Elles vivent, peut-être affaiblies économiquement, stigmatisées, humiliées, infantilisées, mais en meilleure santé, psychologique et physique, retrouvent du temps, pour faire tout ce qu’il y a à faire, et ce n’est pas tant jouer à la Play qu’à veiller sur leurs enfants ou parents, prendre le temps d’une vraie convalescence, trouver comment elles peuvent réellement être utile au monde - pas celui qui s’écroule sous nos yeux, non, celui qui est à inventer.
Si le politique est aveugle au fait qu’il manque à tous ses devoirs, et sourd au fait que c’est cela qui engendre le “décrochage” de milliers de personnes, soit. S’il … “chôme” face aux défis sociétaux qu’il a généré, soit. En attendant… sa réactivation…, qu’il nous laisse sauver notre peau, et qu’il planche plutôt sur le fait que, pour lui aussi, bientôt, le bancontact sera fermé.
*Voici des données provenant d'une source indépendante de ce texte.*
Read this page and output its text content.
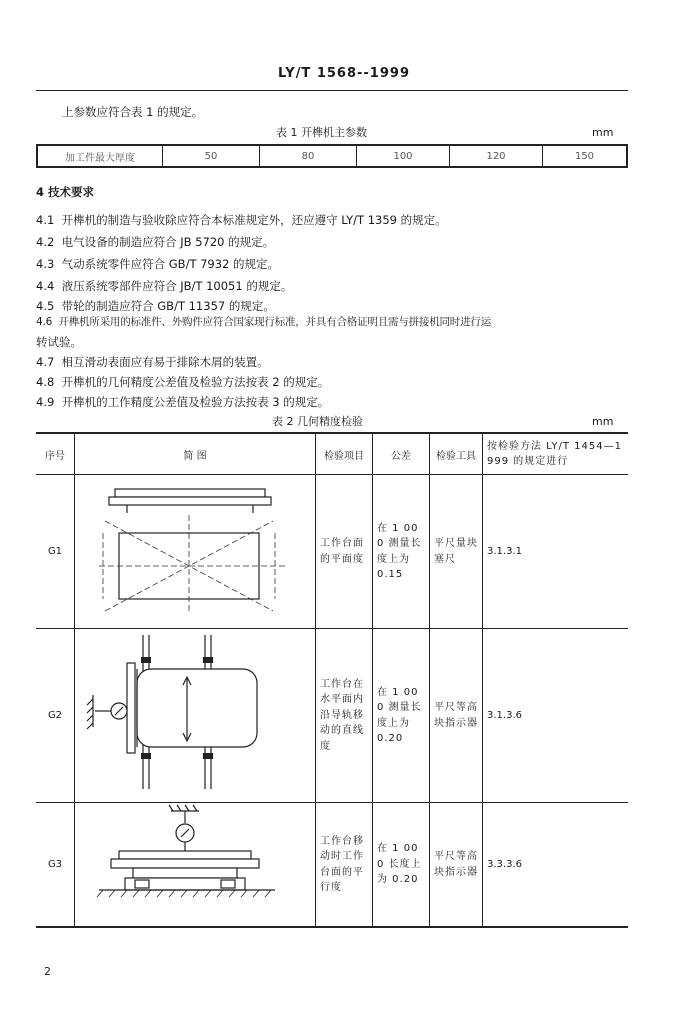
LY/T 1568--1999
上参数应符合表 1 的规定。
表 1 开榫机主参数	mm
加工件最大厚度	50	80	100	120	150
4 技术要求
4.1 开榫机的制造与验收除应符合本标准规定外，还应遵守 LY/T 1359 的规定。
4.2 电气设备的制造应符合 JB 5720 的规定。
4.3 气动系统零件应符合 GB/T 7932 的规定。
4.4 液压系统零部件应符合 JB/T 10051 的规定。
4.5 带轮的制造应符合 GB/T 11357 的规定。
4.6 开榫机所采用的标准件、外购件应符合国家现行标准，并具有合格证明且需与拼接机同时进行运
转试验。
4.7 相互滑动表面应有易于排除木屑的装置。
4.8 开榫机的几何精度公差值及检验方法按表 2 的规定。
4.9 开榫机的工作精度公差值及检验方法按表 3 的规定。
表 2 几何精度检验	mm
序号	简 图	检验项目	公差	检验工具	按检验方法 LY/T 1454—1999 的规定进行
G1		工作台面的平面度	在 1 000 测量长度上为 0.15	平尺量块塞尺	3.1.3.1
G2		工作台在水平面内沿导轨移动的直线度	在 1 000 测量长度上为 0.20	平尺等高块指示器	3.1.3.6
G3		工作台移动时工作台面的平行度	在 1 000 长度上为 0.20	平尺等高块指示器	3.3.3.6
2
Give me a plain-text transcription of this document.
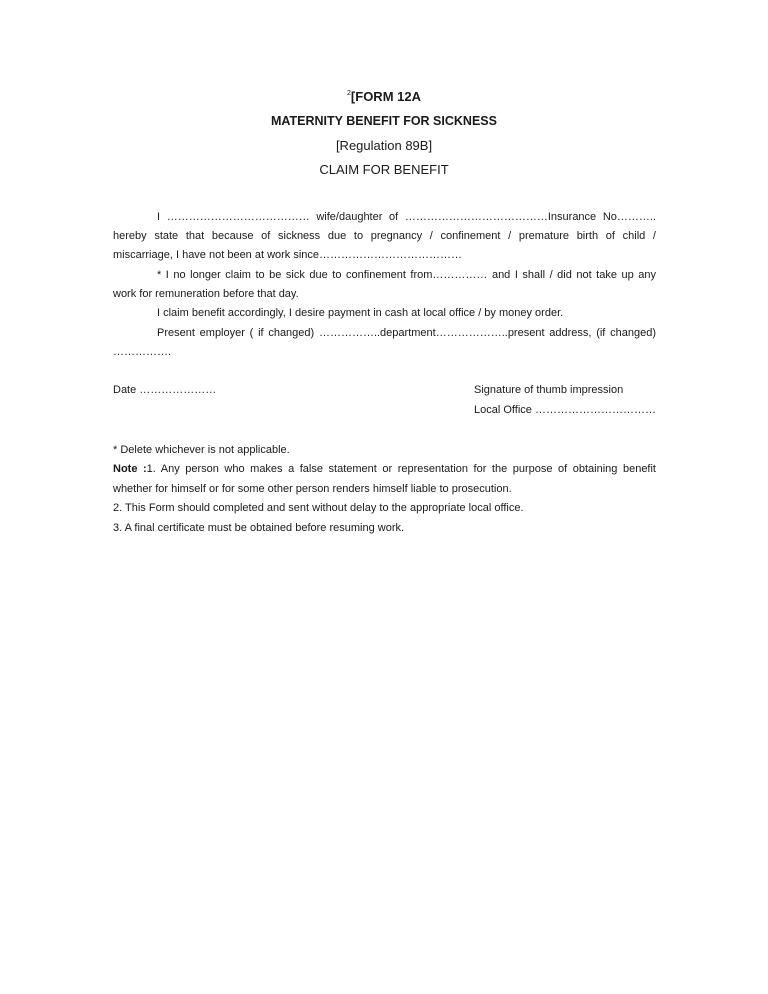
$^2$[FORM 12A
MATERNITY BENEFIT FOR SICKNESS
[Regulation 89B]
CLAIM FOR BENEFIT
I ………………………………… wife/daughter of …………………………………Insurance No………..
hereby state that because of sickness due to pregnancy / confinement / premature birth of child /
miscarriage, I have not been at work since…………………………………
* I no longer claim to be sick due to confinement from…………… and I shall / did not take up any
work for remuneration before that day.
I claim benefit accordingly, I desire payment in cash at local office / by money order.
Present employer ( if changed) ……………..department………………..present address, (if changed)
…………….
Date …………………	Signature of thumb impression
Local Office ……………………………
* Delete whichever is not applicable.
Note :1. Any person who makes a false statement or representation for the purpose of obtaining benefit
whether for himself or for some other person renders himself liable to prosecution.
2. This Form should completed and sent without delay to the appropriate local office.
3. A final certificate must be obtained before resuming work.
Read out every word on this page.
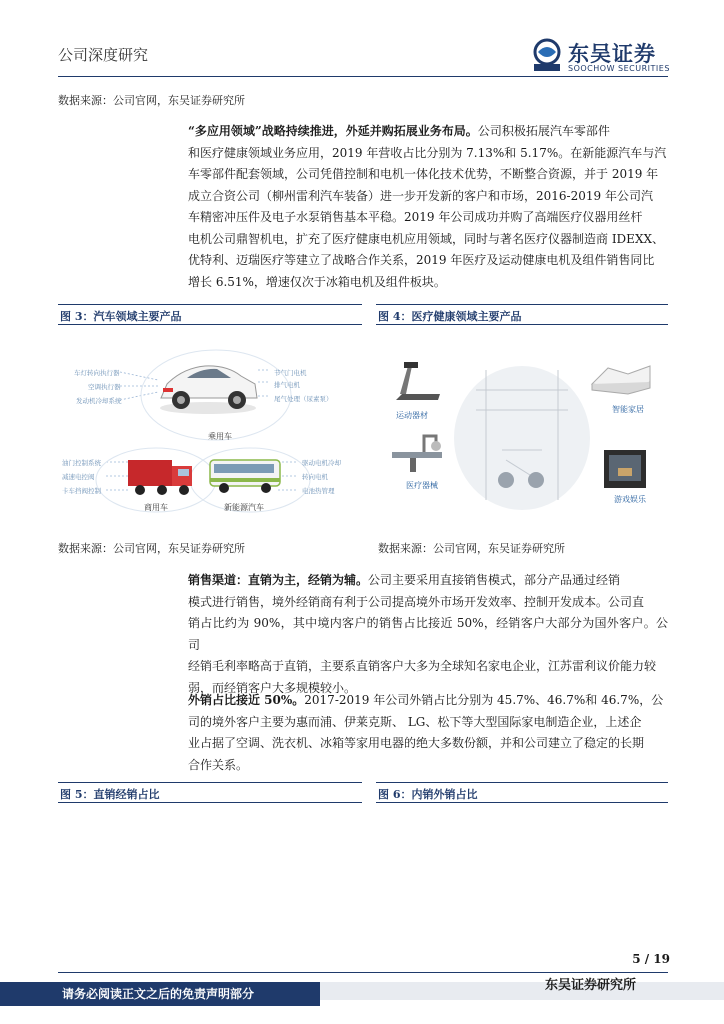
公司深度研究	东吴证券
SOOCHOW SECURITIES
数据来源：公司官网，东吴证券研究所
“多应用领域”战略持续推进，外延并购拓展业务布局。公司积极拓展汽车零部件
和医疗健康领域业务应用，2019 年营收占比分别为 7.13%和 5.17%。在新能源汽车与汽
车零部件配套领域，公司凭借控制和电机一体化技术优势，不断整合资源，并于 2019 年
成立合资公司（柳州雷利汽车装备）进一步开发新的客户和市场，2016-2019 年公司汽
车精密冲压件及电子水泵销售基本平稳。2019 年公司成功并购了高端医疗仪器用丝杆
电机公司鼎智机电，扩充了医疗健康电机应用领域，同时与著名医疗仪器制造商 IDEXX、
优特利、迈瑞医疗等建立了战略合作关系，2019 年医疗及运动健康电机及组件销售同比
增长 6.51%，增速仅次于冰箱电机及组件板块。
图 3：汽车领域主要产品	图 4：医疗健康领域主要产品
车灯转向执行器
空调执行器
发动机冷却系统
节气门电机
排气电机
尾气处理（尿素泵）
乘用车
油门控制系统
减速电控阀
卡车挡阀控制
商用车
驱动电机冷却
转向电机
电池热管理
新能源汽车
运动器材
智能家居
医疗器械
游戏娱乐
数据来源：公司官网，东吴证券研究所	数据来源：公司官网，东吴证券研究所
销售渠道：直销为主，经销为辅。公司主要采用直接销售模式，部分产品通过经销
模式进行销售，境外经销商有利于公司提高境外市场开发效率、控制开发成本。公司直
销占比约为 90%，其中境内客户的销售占比接近 50%，经销客户大部分为国外客户。公司
经销毛利率略高于直销，主要系直销客户大多为全球知名家电企业，江苏雷利议价能力较
弱，而经销客户大多规模较小。
外销占比接近 50%。2017-2019 年公司外销占比分别为 45.7%、46.7%和 46.7%，公
司的境外客户主要为惠而浦、伊莱克斯、 LG、松下等大型国际家电制造企业，上述企
业占据了空调、洗衣机、冰箱等家用电器的绝大多数份额，并和公司建立了稳定的长期
合作关系。
图 5：直销经销占比	图 6：内销外销占比
5 / 19
请务必阅读正文之后的免责声明部分
东吴证券研究所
Ce qu’il reste aujourd’hui de nous, de nous tous, c’est notre capacité à alimenter un système qui nous détruit - ou pas. Que pouvons-nous faire à part choisir de ne plus jamais retourner travailler, pour “sortir du système”, ne plus l’alimenter, ne plus lui laisser avoir de prise sur nous?
Je souhaite bonne chance au monde politique quand il comprendra qu’il n’a rien compris et que nous serons des centaines de milliers à avoir choisi de nous asseoir quelques années de plus.